Cléoda Iseth Un hiver mouvementé Chapitre 1.2 : Elle

Chapitre 1.2 : Elle


J'ignore cette voix aigüe et continue ma route n'ayant aucune envie de me retourner. Les portes du RER s'ouvrent et mon corps s'engouffre à l'intérieur. Je suis sauve.


Ou pas.


— Elle, tu ne m'as pas entendue ? me demande cette si charmante voix qui a décidé de me poursuivre jusqu'aux tréfonds de la terre.


Ses yeux noisette me rappellent ceux d'un écureuil, il ne manque plus qu'elle se mette à en ronger une.
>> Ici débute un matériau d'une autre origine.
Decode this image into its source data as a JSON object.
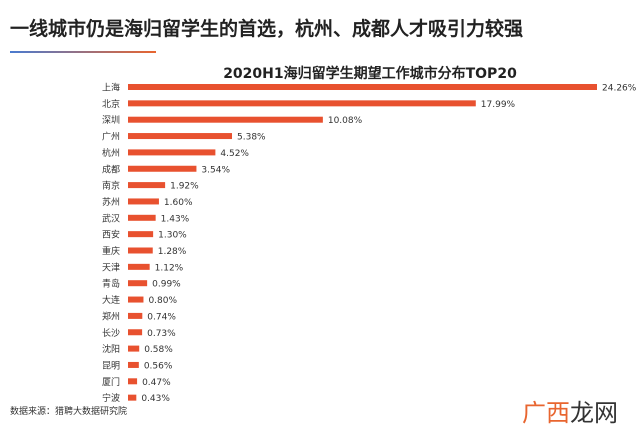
{
  "header": {
    "title": "一线城市仍是海归留学生的首选，杭州、成都人才吸引力较强"
  },
  "source": "数据来源：猎聘大数据研究院",
  "watermark": {
    "part1": "广西",
    "part2": "龙网"
  },
  "chart_data": {
    "type": "bar",
    "orientation": "horizontal",
    "title": "2020H1海归留学生期望工作城市分布TOP20",
    "categories": [
      "上海",
      "北京",
      "深圳",
      "广州",
      "杭州",
      "成都",
      "南京",
      "苏州",
      "武汉",
      "西安",
      "重庆",
      "天津",
      "青岛",
      "大连",
      "郑州",
      "长沙",
      "沈阳",
      "昆明",
      "厦门",
      "宁波"
    ],
    "values": [
      24.26,
      17.99,
      10.08,
      5.38,
      4.52,
      3.54,
      1.92,
      1.6,
      1.43,
      1.3,
      1.28,
      1.12,
      0.99,
      0.8,
      0.74,
      0.73,
      0.58,
      0.56,
      0.47,
      0.43
    ],
    "labels": [
      "24.26%",
      "17.99%",
      "10.08%",
      "5.38%",
      "4.52%",
      "3.54%",
      "1.92%",
      "1.60%",
      "1.43%",
      "1.30%",
      "1.28%",
      "1.12%",
      "0.99%",
      "0.80%",
      "0.74%",
      "0.73%",
      "0.58%",
      "0.56%",
      "0.47%",
      "0.43%"
    ],
    "bar_color": "#e8512f",
    "grid": false
  }
}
Sa question est d'une stupidité aveuglante, il faudrait être sourd pour ne pas l'entendre. Je l'ai simplement ignoré, mais elle n'a pas compris le message visiblement. Et comme je risque de travailler avec elle, je ne peux pas vraiment l'envoyer balader, alors j'active de nouveau mon mode Entreprise. Bien que l'envie me manque autant que mon lit.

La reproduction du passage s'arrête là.